Kirkwood fidgeted in despite of the constraint he placed himself under, to be still and not disturb her needlessly. Impatience and apprehension of misfortune obsessed his mental processes in equal degree. The ten minutes seemed interminable that elapsed ere the grinding couplings advertised the imminence of their start.

The guards began to bawl, the doors to slam, belated travelers to dash madly for the coaches. The train gave a preliminary lurch ere settling down to its league-long inland dash.

Kirkwood, in a fever of hope and an ague of fear, saw a man sprint furiously across the platform and throw himself on the forward steps of their coach, on the very instant of the start.

Presently he entered by the forward door and walked slowly through, narrowly inspecting the various passengers.

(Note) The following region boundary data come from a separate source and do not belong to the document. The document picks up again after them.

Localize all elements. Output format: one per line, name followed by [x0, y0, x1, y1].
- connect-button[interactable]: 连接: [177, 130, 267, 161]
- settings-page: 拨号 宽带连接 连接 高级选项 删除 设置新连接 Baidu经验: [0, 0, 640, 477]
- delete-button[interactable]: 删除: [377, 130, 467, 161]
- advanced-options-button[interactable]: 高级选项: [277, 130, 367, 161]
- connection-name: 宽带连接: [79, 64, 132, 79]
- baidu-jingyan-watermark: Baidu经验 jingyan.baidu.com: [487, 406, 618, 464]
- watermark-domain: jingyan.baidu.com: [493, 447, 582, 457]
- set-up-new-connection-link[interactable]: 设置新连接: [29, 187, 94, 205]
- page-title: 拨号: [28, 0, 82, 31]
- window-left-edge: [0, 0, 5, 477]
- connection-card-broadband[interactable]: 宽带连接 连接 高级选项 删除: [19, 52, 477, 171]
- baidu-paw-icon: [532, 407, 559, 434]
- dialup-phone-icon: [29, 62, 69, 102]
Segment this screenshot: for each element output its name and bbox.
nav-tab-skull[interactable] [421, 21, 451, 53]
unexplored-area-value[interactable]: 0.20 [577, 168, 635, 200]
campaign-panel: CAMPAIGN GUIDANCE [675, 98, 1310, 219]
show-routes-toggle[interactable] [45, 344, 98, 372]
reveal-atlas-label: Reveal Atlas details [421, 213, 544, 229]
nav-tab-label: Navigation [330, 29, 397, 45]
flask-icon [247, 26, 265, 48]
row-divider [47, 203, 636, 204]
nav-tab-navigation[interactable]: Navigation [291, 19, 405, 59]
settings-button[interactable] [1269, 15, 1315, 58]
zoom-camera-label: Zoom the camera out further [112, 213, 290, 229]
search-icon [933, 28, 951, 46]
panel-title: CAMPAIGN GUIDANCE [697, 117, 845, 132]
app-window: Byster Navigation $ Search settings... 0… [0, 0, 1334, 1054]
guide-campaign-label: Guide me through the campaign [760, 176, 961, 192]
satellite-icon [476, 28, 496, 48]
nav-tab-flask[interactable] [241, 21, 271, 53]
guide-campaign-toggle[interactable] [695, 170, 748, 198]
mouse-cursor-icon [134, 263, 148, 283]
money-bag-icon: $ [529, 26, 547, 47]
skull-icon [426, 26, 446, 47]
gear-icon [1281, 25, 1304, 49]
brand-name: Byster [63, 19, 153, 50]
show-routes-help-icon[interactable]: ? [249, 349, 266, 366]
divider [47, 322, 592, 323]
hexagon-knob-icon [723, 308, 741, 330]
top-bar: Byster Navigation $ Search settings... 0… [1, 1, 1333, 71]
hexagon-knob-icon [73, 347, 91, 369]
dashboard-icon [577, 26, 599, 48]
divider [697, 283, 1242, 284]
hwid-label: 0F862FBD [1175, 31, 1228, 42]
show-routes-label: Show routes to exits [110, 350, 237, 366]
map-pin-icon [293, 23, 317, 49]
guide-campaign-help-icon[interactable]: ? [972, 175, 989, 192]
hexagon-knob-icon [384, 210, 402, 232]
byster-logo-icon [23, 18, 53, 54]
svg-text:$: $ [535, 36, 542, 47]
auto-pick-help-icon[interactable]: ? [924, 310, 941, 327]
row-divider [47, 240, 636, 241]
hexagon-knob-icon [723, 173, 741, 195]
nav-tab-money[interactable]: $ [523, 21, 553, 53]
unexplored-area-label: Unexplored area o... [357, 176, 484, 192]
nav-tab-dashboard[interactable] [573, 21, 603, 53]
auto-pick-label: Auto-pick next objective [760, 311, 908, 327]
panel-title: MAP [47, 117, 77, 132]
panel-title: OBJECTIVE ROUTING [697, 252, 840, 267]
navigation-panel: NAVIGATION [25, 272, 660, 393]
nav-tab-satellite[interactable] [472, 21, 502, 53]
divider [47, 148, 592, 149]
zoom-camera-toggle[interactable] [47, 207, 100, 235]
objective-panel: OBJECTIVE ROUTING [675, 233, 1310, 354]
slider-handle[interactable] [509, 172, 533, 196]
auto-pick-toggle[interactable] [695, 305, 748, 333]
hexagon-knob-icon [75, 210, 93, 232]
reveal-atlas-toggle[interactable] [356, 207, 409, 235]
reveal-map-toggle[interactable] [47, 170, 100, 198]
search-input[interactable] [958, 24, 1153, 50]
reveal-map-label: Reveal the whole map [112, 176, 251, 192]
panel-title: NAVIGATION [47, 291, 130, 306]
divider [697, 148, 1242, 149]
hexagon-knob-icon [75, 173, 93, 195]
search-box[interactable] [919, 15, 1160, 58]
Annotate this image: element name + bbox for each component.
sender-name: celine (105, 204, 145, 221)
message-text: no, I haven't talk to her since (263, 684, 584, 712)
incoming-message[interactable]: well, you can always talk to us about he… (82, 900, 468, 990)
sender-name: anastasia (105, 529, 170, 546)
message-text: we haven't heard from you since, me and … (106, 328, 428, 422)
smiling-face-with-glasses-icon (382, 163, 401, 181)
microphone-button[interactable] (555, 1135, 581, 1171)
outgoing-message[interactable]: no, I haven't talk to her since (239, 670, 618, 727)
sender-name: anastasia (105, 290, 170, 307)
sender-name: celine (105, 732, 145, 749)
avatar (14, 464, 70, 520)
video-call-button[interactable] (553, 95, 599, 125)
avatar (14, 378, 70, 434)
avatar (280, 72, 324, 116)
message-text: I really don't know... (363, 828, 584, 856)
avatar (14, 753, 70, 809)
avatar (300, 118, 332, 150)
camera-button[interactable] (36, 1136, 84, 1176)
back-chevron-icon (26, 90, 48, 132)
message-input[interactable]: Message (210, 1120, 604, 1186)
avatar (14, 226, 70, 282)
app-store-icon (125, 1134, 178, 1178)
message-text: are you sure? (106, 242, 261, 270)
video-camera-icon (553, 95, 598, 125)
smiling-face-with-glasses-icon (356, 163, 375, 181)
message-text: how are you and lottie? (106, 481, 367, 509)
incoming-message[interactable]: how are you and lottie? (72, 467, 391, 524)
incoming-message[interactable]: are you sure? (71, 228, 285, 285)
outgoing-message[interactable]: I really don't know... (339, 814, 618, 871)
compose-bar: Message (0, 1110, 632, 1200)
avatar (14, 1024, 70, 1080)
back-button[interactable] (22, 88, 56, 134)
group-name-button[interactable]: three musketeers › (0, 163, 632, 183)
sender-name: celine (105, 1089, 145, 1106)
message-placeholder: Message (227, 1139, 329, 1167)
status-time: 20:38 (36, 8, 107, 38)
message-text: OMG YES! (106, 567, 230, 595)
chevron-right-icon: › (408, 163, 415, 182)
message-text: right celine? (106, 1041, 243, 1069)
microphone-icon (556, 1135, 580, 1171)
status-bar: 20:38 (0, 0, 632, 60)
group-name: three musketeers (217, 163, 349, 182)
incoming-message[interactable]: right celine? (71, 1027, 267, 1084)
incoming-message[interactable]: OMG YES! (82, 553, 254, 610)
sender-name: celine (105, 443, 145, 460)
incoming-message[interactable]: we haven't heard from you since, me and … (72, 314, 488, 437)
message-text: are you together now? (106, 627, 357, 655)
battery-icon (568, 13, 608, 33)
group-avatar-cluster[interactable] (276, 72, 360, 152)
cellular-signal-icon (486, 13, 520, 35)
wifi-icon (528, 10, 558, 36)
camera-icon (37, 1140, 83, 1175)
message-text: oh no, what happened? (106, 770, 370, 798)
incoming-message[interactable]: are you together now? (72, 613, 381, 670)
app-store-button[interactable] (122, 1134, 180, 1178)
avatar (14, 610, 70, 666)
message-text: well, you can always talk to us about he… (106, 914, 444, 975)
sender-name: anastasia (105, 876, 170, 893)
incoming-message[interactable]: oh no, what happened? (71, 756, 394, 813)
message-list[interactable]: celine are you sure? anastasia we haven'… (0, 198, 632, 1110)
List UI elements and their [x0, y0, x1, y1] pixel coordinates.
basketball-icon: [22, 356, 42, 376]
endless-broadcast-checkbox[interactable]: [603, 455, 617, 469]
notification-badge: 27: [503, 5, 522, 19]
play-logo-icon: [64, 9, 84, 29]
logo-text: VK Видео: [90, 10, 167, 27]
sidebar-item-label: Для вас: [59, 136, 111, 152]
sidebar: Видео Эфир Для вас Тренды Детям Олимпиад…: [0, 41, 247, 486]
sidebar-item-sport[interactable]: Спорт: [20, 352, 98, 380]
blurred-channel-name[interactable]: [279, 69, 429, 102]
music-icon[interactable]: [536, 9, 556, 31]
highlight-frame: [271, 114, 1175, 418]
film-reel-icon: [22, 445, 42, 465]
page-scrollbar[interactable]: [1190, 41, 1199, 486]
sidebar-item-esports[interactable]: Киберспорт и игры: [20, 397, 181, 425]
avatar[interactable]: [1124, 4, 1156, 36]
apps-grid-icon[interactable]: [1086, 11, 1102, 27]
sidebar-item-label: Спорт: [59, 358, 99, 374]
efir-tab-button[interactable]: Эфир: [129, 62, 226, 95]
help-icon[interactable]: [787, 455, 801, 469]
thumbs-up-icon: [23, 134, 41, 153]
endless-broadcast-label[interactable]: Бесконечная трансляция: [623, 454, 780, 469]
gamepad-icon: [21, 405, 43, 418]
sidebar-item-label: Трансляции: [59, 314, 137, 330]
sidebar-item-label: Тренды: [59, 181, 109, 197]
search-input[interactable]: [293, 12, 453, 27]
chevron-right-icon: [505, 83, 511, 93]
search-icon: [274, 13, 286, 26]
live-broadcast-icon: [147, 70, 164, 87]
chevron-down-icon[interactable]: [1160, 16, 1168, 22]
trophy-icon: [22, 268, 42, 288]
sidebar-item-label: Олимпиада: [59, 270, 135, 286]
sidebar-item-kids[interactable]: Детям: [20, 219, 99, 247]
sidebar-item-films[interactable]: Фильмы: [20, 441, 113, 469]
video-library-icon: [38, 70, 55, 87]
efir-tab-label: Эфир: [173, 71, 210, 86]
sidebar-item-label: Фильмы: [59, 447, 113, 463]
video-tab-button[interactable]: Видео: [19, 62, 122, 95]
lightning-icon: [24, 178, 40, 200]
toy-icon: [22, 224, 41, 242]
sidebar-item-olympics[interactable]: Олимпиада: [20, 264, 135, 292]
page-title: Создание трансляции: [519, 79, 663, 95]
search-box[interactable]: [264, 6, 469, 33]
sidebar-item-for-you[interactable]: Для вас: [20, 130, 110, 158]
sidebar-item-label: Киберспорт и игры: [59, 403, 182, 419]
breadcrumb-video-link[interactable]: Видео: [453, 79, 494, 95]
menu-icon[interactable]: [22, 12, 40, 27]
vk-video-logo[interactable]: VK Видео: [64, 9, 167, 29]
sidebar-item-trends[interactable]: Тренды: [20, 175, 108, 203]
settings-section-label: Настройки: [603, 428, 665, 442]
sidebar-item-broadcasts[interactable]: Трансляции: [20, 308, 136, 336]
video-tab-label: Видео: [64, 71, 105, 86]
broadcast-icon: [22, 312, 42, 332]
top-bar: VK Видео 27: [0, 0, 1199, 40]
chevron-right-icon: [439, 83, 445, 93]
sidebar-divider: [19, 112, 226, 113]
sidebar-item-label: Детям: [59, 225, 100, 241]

As he approached the seats occupied by Kirkwood and Dorothy Calendar, his eyes encountered the young man's, and he leered evilly. Kirkwood met the look with one that was like a kick, and the fellow passed with some haste into the car behind.

"Who was that?" demanded the girl, without moving her head.

"How did you know?" he asked, astonished. "You didn't look—"

"I saw your knuckles whiten beneath the skin.... Who was it?"

"Hobbs," he acknowledged bitterly; "the mate of the Alethea."

"I know.... And you think—?"

"Yes. He must have been ashore when I was on board the brigantine; he certainly wasn't in the cabin. Evidently they hunted him up, or ran across him, and pressed him into service.... You see, they're watching every outlet.... But we'll win through, never fear!"